Un calme qui me donne un peu envie de le secouer comme un prunier.
- Tous ces connards de musiciens sont de vraies pipelettes !
- Ça c’est bien vrai !
- Et tu leur fait assez confiance pour leur avoir dit ça ?!
- Eh bien oui. On verra si j’ai eu raison.
Je suis assez scotchée, je me demande pourquoi il a fait ça, je suis un peu flattée, mais j’ai surtout très peur que tout ça ne lui saute au visage. Surtout qu’il compte virer le percussionniste du groupe dans quelques jours, et il lui donne ainsi des armes pour lui faire mal s’il se sent d’humeur revancharde.
- Bon, enfin… Cela dit c’est ton choix, tu les connais mieux que moi, je n’ai rien à dire.

On s’embrasse à nouveau, et j’oublie bien vite mes interrogations sous ses doigts. Je suis nue, il est torse nu et je le laisse en jean le plus longtemps possible, tant je le trouve sexy comme ça. J’adore le regarder déboutonner son pantalon, j’en ai des frissons d’excitation.
A genoux devant moi qui suis debout, il couvre mon corps de baisers et de caresses.
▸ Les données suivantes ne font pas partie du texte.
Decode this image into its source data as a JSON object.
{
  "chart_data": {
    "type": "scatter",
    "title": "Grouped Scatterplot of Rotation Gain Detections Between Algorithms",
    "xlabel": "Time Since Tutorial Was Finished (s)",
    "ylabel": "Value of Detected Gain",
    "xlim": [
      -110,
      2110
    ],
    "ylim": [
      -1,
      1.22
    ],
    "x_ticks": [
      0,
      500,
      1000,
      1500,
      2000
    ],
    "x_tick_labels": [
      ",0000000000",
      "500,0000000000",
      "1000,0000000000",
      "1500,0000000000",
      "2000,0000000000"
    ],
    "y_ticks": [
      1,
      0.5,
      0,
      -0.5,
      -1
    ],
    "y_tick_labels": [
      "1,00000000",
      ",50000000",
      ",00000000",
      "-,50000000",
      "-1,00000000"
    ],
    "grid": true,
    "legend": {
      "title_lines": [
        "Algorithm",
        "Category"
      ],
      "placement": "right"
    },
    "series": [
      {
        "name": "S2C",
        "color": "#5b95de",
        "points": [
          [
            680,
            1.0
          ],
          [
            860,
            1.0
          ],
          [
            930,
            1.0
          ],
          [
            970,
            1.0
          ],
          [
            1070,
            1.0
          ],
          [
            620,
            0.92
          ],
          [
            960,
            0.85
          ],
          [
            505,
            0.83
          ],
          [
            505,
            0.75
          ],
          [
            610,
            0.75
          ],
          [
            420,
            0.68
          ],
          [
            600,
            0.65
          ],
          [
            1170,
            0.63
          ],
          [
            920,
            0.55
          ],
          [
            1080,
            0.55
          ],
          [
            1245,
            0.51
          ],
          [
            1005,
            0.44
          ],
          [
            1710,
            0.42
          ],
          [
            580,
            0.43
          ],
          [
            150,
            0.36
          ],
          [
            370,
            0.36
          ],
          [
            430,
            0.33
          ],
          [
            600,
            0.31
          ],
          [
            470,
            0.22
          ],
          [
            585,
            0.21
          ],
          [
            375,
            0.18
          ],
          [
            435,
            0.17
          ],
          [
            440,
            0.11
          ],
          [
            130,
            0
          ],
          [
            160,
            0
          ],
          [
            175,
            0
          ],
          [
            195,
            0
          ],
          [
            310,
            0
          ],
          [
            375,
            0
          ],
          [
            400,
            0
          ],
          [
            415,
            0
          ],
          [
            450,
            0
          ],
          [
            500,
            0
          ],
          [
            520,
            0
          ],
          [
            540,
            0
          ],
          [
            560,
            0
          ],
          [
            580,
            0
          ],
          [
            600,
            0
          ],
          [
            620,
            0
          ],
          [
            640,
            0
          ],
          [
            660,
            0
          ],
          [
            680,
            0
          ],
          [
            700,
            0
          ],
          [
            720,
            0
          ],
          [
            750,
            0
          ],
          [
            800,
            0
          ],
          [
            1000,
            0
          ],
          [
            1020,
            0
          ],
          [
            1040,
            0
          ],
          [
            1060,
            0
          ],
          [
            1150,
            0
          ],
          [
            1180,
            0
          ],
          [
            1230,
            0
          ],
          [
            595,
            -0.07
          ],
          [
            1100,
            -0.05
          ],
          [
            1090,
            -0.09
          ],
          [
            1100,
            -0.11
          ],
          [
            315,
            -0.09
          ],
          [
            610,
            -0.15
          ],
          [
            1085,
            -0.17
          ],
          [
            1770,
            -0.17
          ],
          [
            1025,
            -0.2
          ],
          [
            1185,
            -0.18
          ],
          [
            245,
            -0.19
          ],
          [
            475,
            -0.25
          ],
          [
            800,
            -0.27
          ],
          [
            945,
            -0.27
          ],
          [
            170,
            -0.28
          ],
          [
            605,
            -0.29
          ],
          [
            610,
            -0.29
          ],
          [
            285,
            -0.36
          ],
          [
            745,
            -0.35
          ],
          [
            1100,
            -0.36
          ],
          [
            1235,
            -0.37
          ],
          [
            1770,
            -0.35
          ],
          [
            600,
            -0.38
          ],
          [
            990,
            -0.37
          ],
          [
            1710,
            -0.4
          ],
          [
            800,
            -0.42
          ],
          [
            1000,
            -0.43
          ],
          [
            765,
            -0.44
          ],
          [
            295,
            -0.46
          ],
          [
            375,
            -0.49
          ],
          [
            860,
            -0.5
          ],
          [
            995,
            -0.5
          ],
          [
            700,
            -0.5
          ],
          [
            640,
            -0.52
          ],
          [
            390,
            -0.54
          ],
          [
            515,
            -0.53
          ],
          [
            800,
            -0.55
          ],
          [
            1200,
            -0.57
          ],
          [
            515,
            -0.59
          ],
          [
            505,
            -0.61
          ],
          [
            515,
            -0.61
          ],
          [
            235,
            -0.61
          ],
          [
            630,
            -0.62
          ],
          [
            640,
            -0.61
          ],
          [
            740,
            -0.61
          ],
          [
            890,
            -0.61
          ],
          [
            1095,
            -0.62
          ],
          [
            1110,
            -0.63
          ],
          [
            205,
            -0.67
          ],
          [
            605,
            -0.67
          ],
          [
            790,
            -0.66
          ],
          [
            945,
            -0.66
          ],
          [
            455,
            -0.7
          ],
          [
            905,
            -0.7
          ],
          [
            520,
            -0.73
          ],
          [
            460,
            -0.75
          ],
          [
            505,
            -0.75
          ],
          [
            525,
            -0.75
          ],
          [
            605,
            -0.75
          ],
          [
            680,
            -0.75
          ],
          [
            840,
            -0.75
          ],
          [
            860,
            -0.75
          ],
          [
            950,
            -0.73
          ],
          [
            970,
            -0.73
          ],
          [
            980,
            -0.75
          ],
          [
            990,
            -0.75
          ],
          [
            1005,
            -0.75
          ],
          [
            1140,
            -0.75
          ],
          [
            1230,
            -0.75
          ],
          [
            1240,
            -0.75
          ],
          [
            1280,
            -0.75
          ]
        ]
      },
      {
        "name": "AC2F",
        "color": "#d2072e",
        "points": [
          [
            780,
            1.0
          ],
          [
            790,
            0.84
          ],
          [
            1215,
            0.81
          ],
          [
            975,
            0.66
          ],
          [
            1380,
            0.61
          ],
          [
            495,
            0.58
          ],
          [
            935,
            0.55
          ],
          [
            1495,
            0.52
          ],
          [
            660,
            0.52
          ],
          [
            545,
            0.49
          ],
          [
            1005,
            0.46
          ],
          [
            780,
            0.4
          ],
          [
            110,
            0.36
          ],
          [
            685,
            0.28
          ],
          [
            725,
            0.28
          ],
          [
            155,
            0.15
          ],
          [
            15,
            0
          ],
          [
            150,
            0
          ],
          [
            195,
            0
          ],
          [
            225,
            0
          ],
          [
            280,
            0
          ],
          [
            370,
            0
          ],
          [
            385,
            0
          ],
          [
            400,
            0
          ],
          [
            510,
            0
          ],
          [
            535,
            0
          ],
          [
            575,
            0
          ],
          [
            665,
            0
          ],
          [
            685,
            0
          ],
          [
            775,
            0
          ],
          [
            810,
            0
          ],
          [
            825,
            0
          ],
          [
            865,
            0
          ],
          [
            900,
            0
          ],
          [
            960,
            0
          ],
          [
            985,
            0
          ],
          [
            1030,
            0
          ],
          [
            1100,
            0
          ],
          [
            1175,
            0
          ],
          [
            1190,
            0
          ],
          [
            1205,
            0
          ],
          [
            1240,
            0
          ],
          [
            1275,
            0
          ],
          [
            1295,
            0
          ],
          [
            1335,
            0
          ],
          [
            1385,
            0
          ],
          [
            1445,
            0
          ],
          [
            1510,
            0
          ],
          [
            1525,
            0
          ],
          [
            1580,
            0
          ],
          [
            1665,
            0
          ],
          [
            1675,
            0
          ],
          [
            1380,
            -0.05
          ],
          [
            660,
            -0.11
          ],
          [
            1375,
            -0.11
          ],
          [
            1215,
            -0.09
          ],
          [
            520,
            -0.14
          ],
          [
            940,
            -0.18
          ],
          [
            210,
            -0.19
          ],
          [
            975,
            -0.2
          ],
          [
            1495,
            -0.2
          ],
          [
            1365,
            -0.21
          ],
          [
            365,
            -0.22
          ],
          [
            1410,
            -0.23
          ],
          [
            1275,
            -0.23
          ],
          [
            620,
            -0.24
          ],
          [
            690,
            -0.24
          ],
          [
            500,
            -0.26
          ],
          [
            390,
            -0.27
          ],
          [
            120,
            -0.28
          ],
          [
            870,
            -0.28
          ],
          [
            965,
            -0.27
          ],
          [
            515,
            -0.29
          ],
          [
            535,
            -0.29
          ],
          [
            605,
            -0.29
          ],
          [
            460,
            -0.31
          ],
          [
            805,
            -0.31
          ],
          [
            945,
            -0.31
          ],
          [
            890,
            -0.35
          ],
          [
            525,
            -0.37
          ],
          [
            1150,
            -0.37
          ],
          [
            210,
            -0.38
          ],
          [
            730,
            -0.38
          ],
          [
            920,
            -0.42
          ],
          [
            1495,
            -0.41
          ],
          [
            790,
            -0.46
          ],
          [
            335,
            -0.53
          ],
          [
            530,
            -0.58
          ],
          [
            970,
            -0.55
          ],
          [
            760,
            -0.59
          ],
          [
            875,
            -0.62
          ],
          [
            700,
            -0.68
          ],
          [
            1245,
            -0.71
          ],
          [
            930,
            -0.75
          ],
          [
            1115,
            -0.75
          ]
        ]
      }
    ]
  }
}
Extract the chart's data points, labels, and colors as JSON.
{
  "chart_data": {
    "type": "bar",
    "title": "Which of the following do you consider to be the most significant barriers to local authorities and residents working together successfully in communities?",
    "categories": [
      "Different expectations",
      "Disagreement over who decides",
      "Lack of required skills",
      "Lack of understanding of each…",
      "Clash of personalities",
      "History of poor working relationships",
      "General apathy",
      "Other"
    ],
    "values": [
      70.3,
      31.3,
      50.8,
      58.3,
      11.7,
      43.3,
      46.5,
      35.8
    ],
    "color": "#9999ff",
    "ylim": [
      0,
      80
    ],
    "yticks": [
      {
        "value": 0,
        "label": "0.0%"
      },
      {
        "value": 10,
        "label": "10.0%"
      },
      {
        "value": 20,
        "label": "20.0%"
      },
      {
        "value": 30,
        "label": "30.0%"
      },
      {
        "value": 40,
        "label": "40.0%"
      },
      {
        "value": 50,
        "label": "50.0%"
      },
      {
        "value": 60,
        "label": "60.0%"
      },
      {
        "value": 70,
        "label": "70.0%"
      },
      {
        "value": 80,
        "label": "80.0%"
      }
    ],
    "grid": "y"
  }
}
Je regarde, fascinée, sa main posée sur mon ventre, pendant que sa bouche s’aventure entre mes jambes.

Nous allons sur le lit, où il me lèche et me caresse longuement.
J’ai une folle envie de jouer avec lui, et lorsqu’il enfile une capote, je m’esquive, l’effleure, revient, repart. Puis je m’empale sur lui, provoquant un grognement, et m’arrachant un hoquet de surprise, car comme toujours, je sous-estime la sensation de l’avoir en moi.
Nous faisons l’amour, je me sens bien, quoique laissé sans orgasme.
Toutefois après sa jouissance, où j’observe attentivement son visage, son expression, nous nous caressons encore. Jusqu’à ce que je le sente bander à nouveau, et que j’aille le titiller avec ma bouche.
Mes doigts s’aventurent sur son périnée, puis un peu plus loin. La dernière fois, il a pris ma main pour la mettre entre ses jambes, et je suis donc assez en confiance quant au fait de m’aventurer vers sa prostate sans choquer sa masculinité hétéro-viril. Il se met au dessus de moi, et je le titille du bout de mes doigts, mais aussi avec ma langue. Il en fait de même sur moi.
J’explose dans un orgasme extrêmement rapide, pendant qu’il se dilate sous ma langue, à mon plus grand plaisir.
Je n’ose pas franchir le pas, jusqu’à ce qu’il se saisisse de ma main, enfonçant mes doigts en lui. D’une main je le branle, de l’autre je fouaille son intérieur, pendant qu’il gémit et se tortille, et me tiens fermement la main, cherchant à enfoncer plus profond encore mes doigts – je dois déplorer des doigts trop courts, et une position pas franchement pratique. Mais vu l’effet que ça lui fait, je ne veux pas changer de position.
Il jouit étonnamment assez peu bruyamment, et je le vois, comme au ralentit, s’effondrer sur le lit, et se recroqueviller en haletant. J’ai même l’impression qu’il y a des sanglots dans son souffle. Je l’observe quelques secondes, interdite, avant de me redresser pour le prendre dans mes bras. Il tressaille entre mes bras, et j’aimerais savoir ce qu’il a ressenti, j’aimerais qu’il me raconte, j’aimerais qu’on débriefe – mais on ne le fait jamais, et j’en avais déduits peut être à tort, que c’était par pudeur de sa part. Alors je ne dis rien.
Nous trouverons bien un message pour en parler.   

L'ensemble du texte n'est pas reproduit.